“Dammi un pezzo della tua libertà e io ti toglierò il dolore”: è il vecchio trucco dei dittatori. Intervista a Witold Szabłowski

Intervista a cura di Niccolò Gualandris

 

Witold Szabłowski (Ostrów Mazowiecka, 1980) è un reporter polacco. La redazione di Andergraund Rivista ha recensito i suoi due reportage Orsi danzanti (Tańczące niedźwiedzie, 2014), tradotto in italiano da Leonardo Masi nel 2022, e Come sfamare un dittatore (Jak nakarmić dyktatora?, 2019), tradotto da Marzena Borejczuk nel 2023. I suoi libri sono pubblicati in Italia da Keller Editore.

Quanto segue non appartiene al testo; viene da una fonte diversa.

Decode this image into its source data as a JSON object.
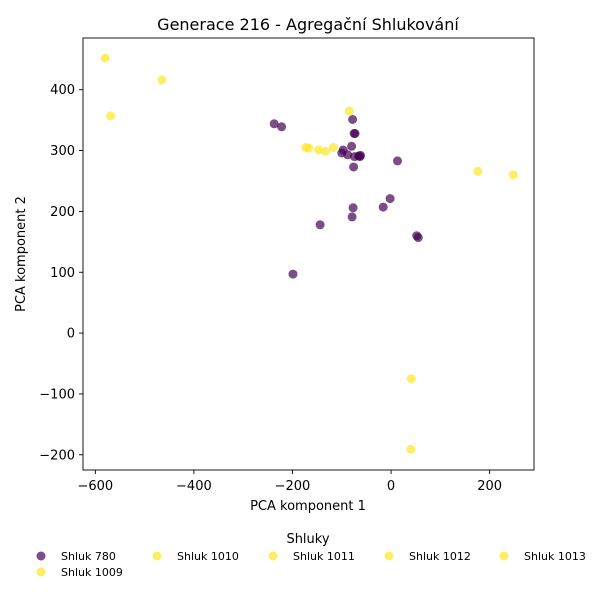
{
  "chart_data": {
    "type": "scatter",
    "title": "Generace 216 - Agregační Shlukování",
    "xlabel": "PCA komponent 1",
    "ylabel": "PCA komponent 2",
    "xlim": [
      -625,
      290
    ],
    "ylim": [
      -225,
      485
    ],
    "xticks": [
      -600,
      -400,
      -200,
      0,
      200
    ],
    "yticks": [
      -200,
      -100,
      0,
      100,
      200,
      300,
      400
    ],
    "xtick_labels": [
      "−600",
      "−400",
      "−200",
      "0",
      "200"
    ],
    "ytick_labels": [
      "−200",
      "−100",
      "0",
      "100",
      "200",
      "300",
      "400"
    ],
    "grid": false,
    "legend": {
      "title": "Shluky",
      "placement": "bottom-center",
      "entries": [
        {
          "name": "Shluk 780",
          "color": "#440154"
        },
        {
          "name": "Shluk 1010",
          "color": "#fde725"
        },
        {
          "name": "Shluk 1011",
          "color": "#fde725"
        },
        {
          "name": "Shluk 1012",
          "color": "#fde725"
        },
        {
          "name": "Shluk 1013",
          "color": "#fde725"
        },
        {
          "name": "Shluk 1009",
          "color": "#fde725"
        }
      ]
    },
    "series": [
      {
        "name": "Shluk 780",
        "color": "#440154",
        "points": [
          [
            -237,
            344
          ],
          [
            -222,
            339
          ],
          [
            -78,
            351
          ],
          [
            -73,
            328
          ],
          [
            -75,
            328
          ],
          [
            -80,
            307
          ],
          [
            -97,
            301
          ],
          [
            -100,
            296
          ],
          [
            -88,
            293
          ],
          [
            -74,
            290
          ],
          [
            -66,
            291
          ],
          [
            -62,
            292
          ],
          [
            -63,
            290
          ],
          [
            -76,
            273
          ],
          [
            13,
            283
          ],
          [
            -2,
            221
          ],
          [
            -16,
            207
          ],
          [
            -77,
            206
          ],
          [
            -79,
            191
          ],
          [
            -144,
            178
          ],
          [
            -199,
            97
          ],
          [
            52,
            160
          ],
          [
            55,
            157
          ]
        ]
      },
      {
        "name": "Shluk 1009",
        "color": "#fde725",
        "points": [
          [
            -580,
            452
          ],
          [
            -465,
            416
          ],
          [
            -569,
            357
          ],
          [
            -85,
            365
          ],
          [
            -173,
            305
          ],
          [
            -167,
            304
          ],
          [
            -147,
            301
          ],
          [
            -133,
            299
          ],
          [
            -117,
            305
          ],
          [
            176,
            266
          ],
          [
            248,
            260
          ],
          [
            41,
            -75
          ],
          [
            40,
            -191
          ]
        ]
      }
    ]
  }
}
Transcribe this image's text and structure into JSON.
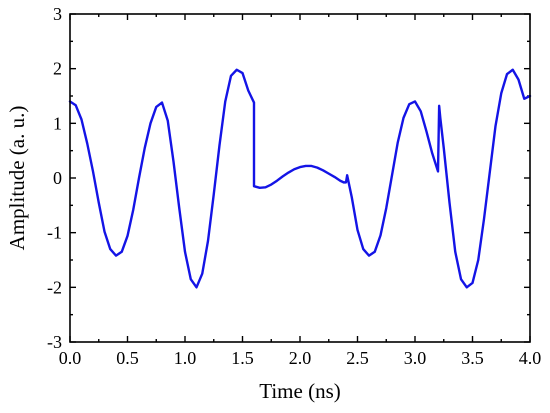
{
  "chart_data": {
    "type": "line",
    "title": "",
    "xlabel": "Time (ns)",
    "ylabel": "Amplitude (a. u.)",
    "xlim": [
      0,
      4
    ],
    "ylim": [
      -3,
      3
    ],
    "x_ticks": [
      0,
      0.5,
      1,
      1.5,
      2,
      2.5,
      3,
      3.5,
      4
    ],
    "x_tick_labels": [
      "0.0",
      "0.5",
      "1.0",
      "1.5",
      "2.0",
      "2.5",
      "3.0",
      "3.5",
      "4.0"
    ],
    "y_ticks": [
      -3,
      -2,
      -1,
      0,
      1,
      2,
      3
    ],
    "y_tick_labels": [
      "-3",
      "-2",
      "-1",
      "0",
      "1",
      "2",
      "3"
    ],
    "grid": false,
    "legend": "none",
    "series": [
      {
        "color": "#1414e6",
        "x": [
          0.0,
          0.05,
          0.1,
          0.15,
          0.2,
          0.25,
          0.3,
          0.35,
          0.4,
          0.45,
          0.5,
          0.55,
          0.6,
          0.65,
          0.7,
          0.75,
          0.8,
          0.85,
          0.9,
          0.95,
          1.0,
          1.05,
          1.1,
          1.15,
          1.2,
          1.25,
          1.3,
          1.35,
          1.4,
          1.45,
          1.5,
          1.55,
          1.6,
          1.6,
          1.65,
          1.7,
          1.75,
          1.8,
          1.85,
          1.9,
          1.95,
          2.0,
          2.05,
          2.1,
          2.15,
          2.2,
          2.25,
          2.3,
          2.35,
          2.38,
          2.4,
          2.41,
          2.42,
          2.45,
          2.5,
          2.55,
          2.6,
          2.65,
          2.7,
          2.75,
          2.8,
          2.85,
          2.9,
          2.95,
          3.0,
          3.05,
          3.1,
          3.15,
          3.2,
          3.21,
          3.22,
          3.25,
          3.3,
          3.35,
          3.4,
          3.45,
          3.5,
          3.55,
          3.6,
          3.65,
          3.7,
          3.75,
          3.8,
          3.85,
          3.9,
          3.95,
          4.0
        ],
        "y": [
          1.4,
          1.33,
          1.07,
          0.63,
          0.12,
          -0.45,
          -0.98,
          -1.3,
          -1.42,
          -1.35,
          -1.06,
          -0.58,
          0.0,
          0.55,
          1.0,
          1.3,
          1.38,
          1.05,
          0.3,
          -0.55,
          -1.35,
          -1.85,
          -2.0,
          -1.75,
          -1.15,
          -0.3,
          0.6,
          1.4,
          1.87,
          1.98,
          1.92,
          1.6,
          1.38,
          -0.15,
          -0.18,
          -0.17,
          -0.12,
          -0.05,
          0.03,
          0.1,
          0.16,
          0.2,
          0.22,
          0.22,
          0.19,
          0.14,
          0.08,
          0.02,
          -0.05,
          -0.08,
          -0.08,
          0.05,
          -0.05,
          -0.35,
          -0.95,
          -1.3,
          -1.42,
          -1.35,
          -1.05,
          -0.55,
          0.05,
          0.65,
          1.1,
          1.35,
          1.4,
          1.22,
          0.85,
          0.45,
          0.12,
          1.32,
          1.1,
          0.55,
          -0.45,
          -1.35,
          -1.85,
          -2.0,
          -1.92,
          -1.5,
          -0.75,
          0.1,
          0.95,
          1.55,
          1.9,
          1.98,
          1.8,
          1.45,
          1.5
        ]
      }
    ]
  }
}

Abbiamo intervistato Szabłowski al Salone del Libro di Torino 2024, ringraziamo l’autore e Serena Talento di Keller per la disponibilità dimostrataci.

 

AR: Il tuo libro ultimo libro tradotto in italiano, Come sfamare un dittatore, è composto da conversazioni che hai avuto con i cuochi di alcuni tra i dittatori più noti. Quello che ho imparato da queste interviste è che un cuoco può essere un affascinante personaggio secondario, incredibilmente vicino a dove accadono le cose, e che può essere in grado di raccogliere alcune intuizioni piuttosto impressionanti. Qual è la lezione principale che hai tratto da questo viaggio?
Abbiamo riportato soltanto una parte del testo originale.